Tuesday, June 18 2013, 10:14 AM MDT
Man Who Already Paid Ticket Now Facing Criminal Charges
Edited by Aaron Colborn
Photography by David Yost, Brian Morris and Jay Hancock
(KUTV) The building at 1600 South and State Street in Salt Lake City once housed a home alarm company. That company was sold in 2010, leaving the building vacant for owner Scott McQuarrie. McQuarrie does have a use for the space; he also runs a home business selling small video cameras online. Scott decided to move that business out of his house and into the vacant building.
“I had this large empty building down here not doing anything and I kind of wanted to clean up my garage," McQuarrie said.
A few months later, Scott says he was out of town when a business license enforcement officer from Salt Lake City showed up at the store and gave his only employee a ticket that instructed him to go home. McQuarrie didn’t have a Salt Lake City business license.
“Cease Operation until you have a license,” the ticket says. “Need to close your door until you have an approved city license.”
McQuarrie says that not getting a license was a simple oversight on his part and three days later when he got back into town, he immediately did as instructed and applied for a business license.
The next day, McQuarrie got an email from Salt Lake City. It tells him what he will need to pass a number of "inspections." It also says that he owes "$552;" $276 for the license and a "100% penalty for operating without a business license." The email does not list a due date, rather it says, "payment of fees is due immediately."
McQuarrie called the city and ordered his inspections and less than one week later, mailed them a check to cover his fees and Salt Lake City cashed that check.
Still, McQuarrie says his business license never arrived, so he called the business license enforcer to ask why. He says he was told he should have called her personally, sooner.
“Apparently she felt like I disrespected her and she's basically using her power to punish me," McQuarrie said.
That punishment: criminal charges. McQuarrie is now facing two misdemeanor charges for operating a business without a license, a crime that could mean a year in prison and a $2,000 fine.
“This is a situation of public bullying," McQuarrie said.
Not wanting to go to court and possibly jail over a crime for which he has already paid, McQuarrie decided to Get Gephardt.
Salt Lake City spokesperson Art Raymond says McQuarrie was given multiple opportunities to comply before criminal charges were filed and that he had been “non-responsive.” Still, the evidence shows that McQuarrie’s check was received by Salt Lake City and cashed a full two months before the city filed charges against him.
Raymond denies McQuarrie's allegations that the enforcement officer is trying to punish him for not calling her personally.
"This isn't a punishment,” Raymond said. “This is part of a statutorily outlined enforcement procedure. We don't operate that way."
Raymond emphasized that McQuarrie had been warned that payment was due immediately.
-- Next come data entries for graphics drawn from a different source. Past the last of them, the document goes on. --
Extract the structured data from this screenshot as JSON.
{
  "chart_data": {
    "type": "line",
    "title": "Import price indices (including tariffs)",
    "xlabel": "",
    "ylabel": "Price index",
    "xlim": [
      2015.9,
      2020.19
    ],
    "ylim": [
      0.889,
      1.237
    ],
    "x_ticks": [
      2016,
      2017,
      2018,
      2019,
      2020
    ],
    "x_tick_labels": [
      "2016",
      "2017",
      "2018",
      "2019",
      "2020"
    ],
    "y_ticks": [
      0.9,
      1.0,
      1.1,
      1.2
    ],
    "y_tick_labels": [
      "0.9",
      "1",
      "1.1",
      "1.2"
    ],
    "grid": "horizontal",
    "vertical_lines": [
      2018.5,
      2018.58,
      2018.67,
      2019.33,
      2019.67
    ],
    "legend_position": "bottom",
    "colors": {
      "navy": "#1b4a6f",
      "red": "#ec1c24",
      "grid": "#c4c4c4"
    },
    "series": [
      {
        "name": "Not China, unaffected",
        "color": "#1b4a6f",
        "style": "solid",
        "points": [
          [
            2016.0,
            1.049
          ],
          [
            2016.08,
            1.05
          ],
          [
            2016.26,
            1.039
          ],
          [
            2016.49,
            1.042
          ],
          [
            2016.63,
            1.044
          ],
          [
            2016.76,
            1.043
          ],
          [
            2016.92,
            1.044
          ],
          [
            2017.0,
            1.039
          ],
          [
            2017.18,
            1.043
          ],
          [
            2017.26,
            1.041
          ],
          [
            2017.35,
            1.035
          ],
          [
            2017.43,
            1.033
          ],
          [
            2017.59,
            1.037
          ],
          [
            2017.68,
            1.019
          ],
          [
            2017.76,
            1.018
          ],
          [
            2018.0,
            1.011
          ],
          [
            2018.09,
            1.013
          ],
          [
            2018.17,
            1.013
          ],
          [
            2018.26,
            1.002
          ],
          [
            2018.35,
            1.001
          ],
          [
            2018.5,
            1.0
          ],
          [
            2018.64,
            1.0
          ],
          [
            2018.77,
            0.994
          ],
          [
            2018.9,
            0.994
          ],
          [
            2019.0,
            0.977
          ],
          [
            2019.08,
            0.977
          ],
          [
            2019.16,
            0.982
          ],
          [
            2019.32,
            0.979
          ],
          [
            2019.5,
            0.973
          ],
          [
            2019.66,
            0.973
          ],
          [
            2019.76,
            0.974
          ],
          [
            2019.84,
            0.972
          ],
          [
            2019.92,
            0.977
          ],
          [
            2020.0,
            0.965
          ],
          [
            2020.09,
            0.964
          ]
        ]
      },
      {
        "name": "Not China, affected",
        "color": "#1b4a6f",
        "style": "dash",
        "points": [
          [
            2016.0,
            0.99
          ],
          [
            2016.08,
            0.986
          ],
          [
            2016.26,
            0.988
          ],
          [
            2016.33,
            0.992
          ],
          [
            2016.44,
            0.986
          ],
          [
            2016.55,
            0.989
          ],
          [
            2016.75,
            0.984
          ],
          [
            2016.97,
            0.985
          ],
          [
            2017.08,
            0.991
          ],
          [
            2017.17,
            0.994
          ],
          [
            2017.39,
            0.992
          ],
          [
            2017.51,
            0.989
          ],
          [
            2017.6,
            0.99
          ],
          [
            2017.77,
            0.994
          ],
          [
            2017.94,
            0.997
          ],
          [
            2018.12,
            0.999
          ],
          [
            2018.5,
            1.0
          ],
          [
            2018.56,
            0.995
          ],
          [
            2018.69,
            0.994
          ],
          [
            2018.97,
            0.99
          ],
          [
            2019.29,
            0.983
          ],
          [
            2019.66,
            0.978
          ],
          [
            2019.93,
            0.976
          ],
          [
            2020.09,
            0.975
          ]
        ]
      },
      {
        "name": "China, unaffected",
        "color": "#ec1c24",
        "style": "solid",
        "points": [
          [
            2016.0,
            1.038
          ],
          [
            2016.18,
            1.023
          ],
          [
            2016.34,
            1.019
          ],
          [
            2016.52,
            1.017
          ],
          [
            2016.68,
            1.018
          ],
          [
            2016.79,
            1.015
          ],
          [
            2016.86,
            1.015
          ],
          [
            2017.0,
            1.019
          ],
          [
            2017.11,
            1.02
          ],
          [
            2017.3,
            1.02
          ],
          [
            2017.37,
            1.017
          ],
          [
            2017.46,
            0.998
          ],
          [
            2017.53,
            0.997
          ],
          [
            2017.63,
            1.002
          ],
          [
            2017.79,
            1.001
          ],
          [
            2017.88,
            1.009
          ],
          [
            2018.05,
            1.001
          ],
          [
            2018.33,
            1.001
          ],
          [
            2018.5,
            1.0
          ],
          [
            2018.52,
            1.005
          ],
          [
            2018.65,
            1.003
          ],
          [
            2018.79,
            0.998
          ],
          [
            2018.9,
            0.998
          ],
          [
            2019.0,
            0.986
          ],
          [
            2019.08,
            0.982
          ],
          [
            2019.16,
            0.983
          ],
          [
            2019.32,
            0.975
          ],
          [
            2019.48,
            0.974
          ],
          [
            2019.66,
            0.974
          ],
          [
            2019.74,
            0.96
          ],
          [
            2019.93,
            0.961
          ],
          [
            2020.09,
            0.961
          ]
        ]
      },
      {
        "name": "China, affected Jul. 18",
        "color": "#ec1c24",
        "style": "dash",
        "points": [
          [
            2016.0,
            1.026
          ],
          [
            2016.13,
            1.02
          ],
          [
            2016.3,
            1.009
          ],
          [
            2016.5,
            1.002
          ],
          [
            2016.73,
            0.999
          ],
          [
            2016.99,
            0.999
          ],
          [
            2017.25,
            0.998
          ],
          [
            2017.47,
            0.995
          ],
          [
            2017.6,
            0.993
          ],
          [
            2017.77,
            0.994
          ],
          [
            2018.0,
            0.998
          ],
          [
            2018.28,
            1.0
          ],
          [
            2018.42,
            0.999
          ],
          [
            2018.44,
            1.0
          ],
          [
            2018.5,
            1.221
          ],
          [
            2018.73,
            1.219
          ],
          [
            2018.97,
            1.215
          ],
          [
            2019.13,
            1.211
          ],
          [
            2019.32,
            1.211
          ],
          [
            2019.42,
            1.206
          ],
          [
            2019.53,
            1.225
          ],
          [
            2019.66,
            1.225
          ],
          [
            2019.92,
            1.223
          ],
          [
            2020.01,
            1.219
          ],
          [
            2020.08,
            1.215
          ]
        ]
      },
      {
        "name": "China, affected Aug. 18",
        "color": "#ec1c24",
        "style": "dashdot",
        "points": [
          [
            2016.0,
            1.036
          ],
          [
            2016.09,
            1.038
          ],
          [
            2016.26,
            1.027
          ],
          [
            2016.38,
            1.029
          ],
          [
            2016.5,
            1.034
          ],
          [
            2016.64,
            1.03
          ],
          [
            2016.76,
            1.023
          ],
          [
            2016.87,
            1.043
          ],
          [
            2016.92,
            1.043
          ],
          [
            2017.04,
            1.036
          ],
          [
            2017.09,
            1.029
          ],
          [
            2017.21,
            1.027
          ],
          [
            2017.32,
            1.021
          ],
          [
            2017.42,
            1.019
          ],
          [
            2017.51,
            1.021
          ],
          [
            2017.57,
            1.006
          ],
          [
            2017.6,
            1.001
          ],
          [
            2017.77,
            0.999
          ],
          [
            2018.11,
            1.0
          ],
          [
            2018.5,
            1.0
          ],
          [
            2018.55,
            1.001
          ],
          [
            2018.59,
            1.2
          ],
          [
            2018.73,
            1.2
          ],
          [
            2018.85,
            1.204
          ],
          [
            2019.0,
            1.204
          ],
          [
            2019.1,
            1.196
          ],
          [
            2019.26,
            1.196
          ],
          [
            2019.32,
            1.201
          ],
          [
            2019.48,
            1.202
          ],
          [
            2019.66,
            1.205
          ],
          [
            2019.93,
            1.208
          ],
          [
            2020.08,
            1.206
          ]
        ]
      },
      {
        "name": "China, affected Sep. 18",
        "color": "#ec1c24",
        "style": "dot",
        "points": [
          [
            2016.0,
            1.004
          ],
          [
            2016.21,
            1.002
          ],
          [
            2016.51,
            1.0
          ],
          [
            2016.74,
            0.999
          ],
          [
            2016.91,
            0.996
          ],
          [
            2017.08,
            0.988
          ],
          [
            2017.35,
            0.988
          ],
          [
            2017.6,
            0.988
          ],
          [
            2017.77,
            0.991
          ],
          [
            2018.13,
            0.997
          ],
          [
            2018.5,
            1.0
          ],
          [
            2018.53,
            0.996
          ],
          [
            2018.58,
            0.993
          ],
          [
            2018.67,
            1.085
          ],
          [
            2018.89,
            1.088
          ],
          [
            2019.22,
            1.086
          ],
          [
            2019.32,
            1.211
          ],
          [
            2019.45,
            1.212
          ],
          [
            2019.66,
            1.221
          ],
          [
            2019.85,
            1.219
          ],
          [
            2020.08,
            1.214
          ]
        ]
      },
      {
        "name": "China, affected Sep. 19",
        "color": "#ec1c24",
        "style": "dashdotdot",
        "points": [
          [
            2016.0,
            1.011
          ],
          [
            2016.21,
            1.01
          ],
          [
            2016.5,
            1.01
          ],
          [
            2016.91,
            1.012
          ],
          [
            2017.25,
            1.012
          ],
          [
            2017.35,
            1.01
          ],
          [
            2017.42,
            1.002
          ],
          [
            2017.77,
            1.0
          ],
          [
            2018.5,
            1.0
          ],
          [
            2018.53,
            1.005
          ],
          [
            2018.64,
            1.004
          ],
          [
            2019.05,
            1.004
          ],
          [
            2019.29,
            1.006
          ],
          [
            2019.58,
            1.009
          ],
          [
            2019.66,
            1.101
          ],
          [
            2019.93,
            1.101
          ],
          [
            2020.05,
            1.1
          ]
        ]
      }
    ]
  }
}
"A check in the mail was not going to accomplish the kind of time frame that he was working under which was essentially, we need payment immediately."
"I couldn't have responded any quicker," McQuarrie said.
After calls to Salt Lake City from Get Gephardt, McQuarrie was issued a business license. However, criminal charges against him are proceeding. A jury trial is scheduled from August 13, 2013.
McQuarrie is currently trying to sell his building. He says running a business in Salt Lake City is too difficult.